Before publishing this, I reached out to Sabina with a draft and we dug into the situation a bit further. I think in the end we agreed to disagree about the concept of her original article, but she did further clarify a few of the topics I hit on in this response:
“You’re right – to assert that blogging about solo female travel does a disservice to the global women’s fight for equality would not be quite right. 100% with you there.
But that’s not what I’m saying. Blogging about solo female travel is wonderful and should be encouraged. I read many of those blogs myself and deeply respect their creators. Again, it’s the *wording* I have issue with – never the actual content. If somebody was to write a post about “top x destinations where you’re least likely to be sexually harassed” that would be a different matter than a “top x destinations for solo female travellers”, in my eyes anyway.

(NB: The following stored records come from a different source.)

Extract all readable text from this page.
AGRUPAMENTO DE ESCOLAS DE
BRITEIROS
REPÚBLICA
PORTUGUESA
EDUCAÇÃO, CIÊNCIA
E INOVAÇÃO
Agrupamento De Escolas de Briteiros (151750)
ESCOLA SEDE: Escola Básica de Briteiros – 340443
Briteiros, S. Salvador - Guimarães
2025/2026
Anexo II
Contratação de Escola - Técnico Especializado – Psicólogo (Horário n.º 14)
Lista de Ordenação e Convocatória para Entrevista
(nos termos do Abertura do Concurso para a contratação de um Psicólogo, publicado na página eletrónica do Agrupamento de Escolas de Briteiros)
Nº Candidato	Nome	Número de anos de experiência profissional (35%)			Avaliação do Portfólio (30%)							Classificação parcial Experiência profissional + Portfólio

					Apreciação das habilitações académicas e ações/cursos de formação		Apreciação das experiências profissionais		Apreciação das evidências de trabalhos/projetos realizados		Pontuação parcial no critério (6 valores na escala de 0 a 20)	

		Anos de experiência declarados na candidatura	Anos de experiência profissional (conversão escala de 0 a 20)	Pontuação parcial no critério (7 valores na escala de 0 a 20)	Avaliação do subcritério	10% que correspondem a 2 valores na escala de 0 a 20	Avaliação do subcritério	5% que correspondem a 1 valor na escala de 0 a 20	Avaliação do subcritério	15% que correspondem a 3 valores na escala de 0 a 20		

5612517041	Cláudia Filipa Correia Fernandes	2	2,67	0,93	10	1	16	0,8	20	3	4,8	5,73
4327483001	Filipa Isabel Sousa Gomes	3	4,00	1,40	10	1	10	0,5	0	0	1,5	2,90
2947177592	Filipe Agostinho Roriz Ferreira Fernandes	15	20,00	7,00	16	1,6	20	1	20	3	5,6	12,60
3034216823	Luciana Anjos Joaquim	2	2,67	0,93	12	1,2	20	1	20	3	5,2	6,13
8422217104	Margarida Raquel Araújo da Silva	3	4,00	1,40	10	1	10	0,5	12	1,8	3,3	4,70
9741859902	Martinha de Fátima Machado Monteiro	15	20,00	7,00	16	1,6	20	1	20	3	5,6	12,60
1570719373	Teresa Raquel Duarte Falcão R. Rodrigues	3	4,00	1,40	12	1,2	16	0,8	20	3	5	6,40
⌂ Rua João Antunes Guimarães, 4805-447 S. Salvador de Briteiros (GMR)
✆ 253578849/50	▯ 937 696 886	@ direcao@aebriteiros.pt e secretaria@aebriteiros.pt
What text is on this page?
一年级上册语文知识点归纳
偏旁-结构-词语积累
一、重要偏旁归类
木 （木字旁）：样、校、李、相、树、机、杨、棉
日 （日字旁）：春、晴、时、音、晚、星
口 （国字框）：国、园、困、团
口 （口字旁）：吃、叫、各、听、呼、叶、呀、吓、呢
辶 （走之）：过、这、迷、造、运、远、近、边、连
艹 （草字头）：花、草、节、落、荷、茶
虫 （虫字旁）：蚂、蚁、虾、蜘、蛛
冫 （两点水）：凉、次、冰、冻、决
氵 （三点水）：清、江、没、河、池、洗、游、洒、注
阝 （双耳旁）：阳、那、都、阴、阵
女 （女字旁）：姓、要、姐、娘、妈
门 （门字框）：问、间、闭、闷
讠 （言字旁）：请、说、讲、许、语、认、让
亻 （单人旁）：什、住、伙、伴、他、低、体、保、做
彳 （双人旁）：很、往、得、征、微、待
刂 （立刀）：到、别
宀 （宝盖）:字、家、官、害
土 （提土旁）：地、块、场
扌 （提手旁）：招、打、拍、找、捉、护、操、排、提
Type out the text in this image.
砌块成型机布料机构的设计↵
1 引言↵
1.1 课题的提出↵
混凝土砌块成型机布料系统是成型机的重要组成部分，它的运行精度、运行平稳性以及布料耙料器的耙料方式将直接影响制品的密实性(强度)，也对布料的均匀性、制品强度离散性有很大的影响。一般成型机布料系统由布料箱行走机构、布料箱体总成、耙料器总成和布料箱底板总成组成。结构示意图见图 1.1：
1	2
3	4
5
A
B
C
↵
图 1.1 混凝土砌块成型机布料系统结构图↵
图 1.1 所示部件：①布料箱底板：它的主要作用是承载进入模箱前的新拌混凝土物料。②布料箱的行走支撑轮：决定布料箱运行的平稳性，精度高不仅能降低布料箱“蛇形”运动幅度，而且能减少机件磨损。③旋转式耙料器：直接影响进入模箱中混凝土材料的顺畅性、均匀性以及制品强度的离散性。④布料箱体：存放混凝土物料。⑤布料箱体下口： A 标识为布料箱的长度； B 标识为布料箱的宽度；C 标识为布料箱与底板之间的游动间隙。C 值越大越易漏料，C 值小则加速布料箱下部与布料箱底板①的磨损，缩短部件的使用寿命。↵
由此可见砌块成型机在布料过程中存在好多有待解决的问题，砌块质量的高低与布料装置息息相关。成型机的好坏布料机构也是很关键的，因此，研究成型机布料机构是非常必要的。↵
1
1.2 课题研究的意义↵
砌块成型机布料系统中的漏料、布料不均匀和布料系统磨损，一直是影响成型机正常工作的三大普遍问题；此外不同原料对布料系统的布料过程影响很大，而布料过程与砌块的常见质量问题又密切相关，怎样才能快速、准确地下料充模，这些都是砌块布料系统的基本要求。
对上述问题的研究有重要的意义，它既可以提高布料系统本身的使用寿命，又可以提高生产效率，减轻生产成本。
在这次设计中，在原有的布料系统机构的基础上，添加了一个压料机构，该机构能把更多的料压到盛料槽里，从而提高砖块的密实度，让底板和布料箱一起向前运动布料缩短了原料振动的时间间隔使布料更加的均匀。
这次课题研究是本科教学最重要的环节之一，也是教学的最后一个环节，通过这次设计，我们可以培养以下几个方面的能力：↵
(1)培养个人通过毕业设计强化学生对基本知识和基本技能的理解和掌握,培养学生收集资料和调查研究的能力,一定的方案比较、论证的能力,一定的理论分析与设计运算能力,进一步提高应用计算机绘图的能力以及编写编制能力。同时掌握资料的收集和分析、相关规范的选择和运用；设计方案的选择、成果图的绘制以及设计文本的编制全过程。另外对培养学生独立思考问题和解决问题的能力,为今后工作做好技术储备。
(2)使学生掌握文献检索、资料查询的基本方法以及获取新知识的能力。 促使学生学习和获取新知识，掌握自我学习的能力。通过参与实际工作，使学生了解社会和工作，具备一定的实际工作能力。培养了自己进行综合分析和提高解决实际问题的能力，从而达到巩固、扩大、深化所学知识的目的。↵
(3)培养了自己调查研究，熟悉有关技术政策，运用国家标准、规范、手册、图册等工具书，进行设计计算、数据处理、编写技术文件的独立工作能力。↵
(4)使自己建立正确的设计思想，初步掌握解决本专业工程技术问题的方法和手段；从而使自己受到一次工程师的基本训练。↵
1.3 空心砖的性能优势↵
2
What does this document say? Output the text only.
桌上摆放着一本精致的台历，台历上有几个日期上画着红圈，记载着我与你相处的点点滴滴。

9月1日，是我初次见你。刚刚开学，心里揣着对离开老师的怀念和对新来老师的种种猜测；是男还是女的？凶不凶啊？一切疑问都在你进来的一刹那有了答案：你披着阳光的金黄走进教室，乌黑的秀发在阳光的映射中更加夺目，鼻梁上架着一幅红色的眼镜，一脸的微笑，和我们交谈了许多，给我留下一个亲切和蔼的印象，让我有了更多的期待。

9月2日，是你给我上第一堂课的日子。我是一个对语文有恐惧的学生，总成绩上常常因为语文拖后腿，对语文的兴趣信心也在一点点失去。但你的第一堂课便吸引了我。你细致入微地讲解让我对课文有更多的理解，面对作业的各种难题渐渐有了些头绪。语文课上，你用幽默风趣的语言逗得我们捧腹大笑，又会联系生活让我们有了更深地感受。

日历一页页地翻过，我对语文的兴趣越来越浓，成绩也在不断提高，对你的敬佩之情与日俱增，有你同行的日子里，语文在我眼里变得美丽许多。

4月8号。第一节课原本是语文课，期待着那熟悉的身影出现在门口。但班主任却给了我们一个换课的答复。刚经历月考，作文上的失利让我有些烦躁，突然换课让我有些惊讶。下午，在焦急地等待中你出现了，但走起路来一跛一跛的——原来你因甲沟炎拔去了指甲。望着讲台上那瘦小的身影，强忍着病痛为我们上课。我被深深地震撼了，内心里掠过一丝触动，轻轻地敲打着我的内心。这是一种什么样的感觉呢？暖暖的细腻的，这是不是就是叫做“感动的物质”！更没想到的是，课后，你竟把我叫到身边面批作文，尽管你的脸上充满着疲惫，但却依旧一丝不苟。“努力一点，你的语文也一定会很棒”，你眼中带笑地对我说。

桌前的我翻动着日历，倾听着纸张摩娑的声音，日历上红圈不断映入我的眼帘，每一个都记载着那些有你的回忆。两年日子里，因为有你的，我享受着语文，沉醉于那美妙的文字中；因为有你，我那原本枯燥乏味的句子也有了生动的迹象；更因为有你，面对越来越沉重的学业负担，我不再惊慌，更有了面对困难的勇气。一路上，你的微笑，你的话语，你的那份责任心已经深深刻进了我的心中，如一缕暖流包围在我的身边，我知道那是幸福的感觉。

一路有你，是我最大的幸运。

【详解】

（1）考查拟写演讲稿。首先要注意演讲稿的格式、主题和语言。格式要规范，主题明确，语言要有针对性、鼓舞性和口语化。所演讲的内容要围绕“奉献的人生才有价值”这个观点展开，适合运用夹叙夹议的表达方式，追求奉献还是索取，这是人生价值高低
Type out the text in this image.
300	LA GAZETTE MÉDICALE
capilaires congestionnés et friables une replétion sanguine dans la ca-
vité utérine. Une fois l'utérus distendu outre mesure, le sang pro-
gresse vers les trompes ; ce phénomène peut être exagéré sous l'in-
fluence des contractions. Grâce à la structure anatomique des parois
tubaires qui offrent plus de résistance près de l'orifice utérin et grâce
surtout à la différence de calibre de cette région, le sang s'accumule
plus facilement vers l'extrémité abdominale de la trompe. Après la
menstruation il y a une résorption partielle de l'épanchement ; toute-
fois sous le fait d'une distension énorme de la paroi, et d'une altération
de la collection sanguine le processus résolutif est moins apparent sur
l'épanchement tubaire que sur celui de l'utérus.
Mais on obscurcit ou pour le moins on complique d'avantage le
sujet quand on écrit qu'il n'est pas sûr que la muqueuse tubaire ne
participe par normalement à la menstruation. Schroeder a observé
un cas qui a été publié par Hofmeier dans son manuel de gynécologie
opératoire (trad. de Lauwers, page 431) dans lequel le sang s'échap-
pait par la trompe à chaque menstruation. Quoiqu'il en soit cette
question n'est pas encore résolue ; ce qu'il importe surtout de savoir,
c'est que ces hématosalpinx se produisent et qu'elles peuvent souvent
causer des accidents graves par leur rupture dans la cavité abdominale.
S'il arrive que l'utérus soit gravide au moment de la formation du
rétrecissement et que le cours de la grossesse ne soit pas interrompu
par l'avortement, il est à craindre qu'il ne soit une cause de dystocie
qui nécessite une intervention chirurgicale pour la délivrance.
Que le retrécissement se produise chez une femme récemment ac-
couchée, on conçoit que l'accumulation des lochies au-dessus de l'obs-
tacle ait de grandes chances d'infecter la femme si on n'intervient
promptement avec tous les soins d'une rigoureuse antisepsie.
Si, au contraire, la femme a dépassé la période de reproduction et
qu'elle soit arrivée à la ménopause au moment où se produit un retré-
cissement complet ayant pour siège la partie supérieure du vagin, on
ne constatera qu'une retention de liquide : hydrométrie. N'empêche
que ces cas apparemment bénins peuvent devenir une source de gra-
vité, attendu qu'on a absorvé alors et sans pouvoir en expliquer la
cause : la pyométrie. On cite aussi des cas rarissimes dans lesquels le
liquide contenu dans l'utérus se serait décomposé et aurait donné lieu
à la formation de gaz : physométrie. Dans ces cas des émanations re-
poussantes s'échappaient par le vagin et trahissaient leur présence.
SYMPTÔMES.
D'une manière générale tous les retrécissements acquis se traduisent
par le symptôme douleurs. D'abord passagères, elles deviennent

I do *know* there’s a gender issue at play here. Of course I do. I just feel like putting too much emphasis on female employees being female actually draws the focus *away* from the work they’re doing and toward their gender. Which is not the point. I think we need to get women into fields where they’re underrepresented and then just show them rocking at their jobs. Otherwise we risk arguments of preferential treatment which I’ve often heard from men, along the lines of “she was only hired because they needed a woman”. Let’s show the world we’re not there to fill a quota, we’re there because we’re qualified and awesome.”
Personally, I understand the frustration felt that as women we are praised for undertaking certain roles precisely because the perception is that we are undertaking roles that are perceived as normal for men but out of the ordinary, or ‘brave’ for women.
But I approve of drawing the focus towards gender because then those women pave a path for the girls to come later.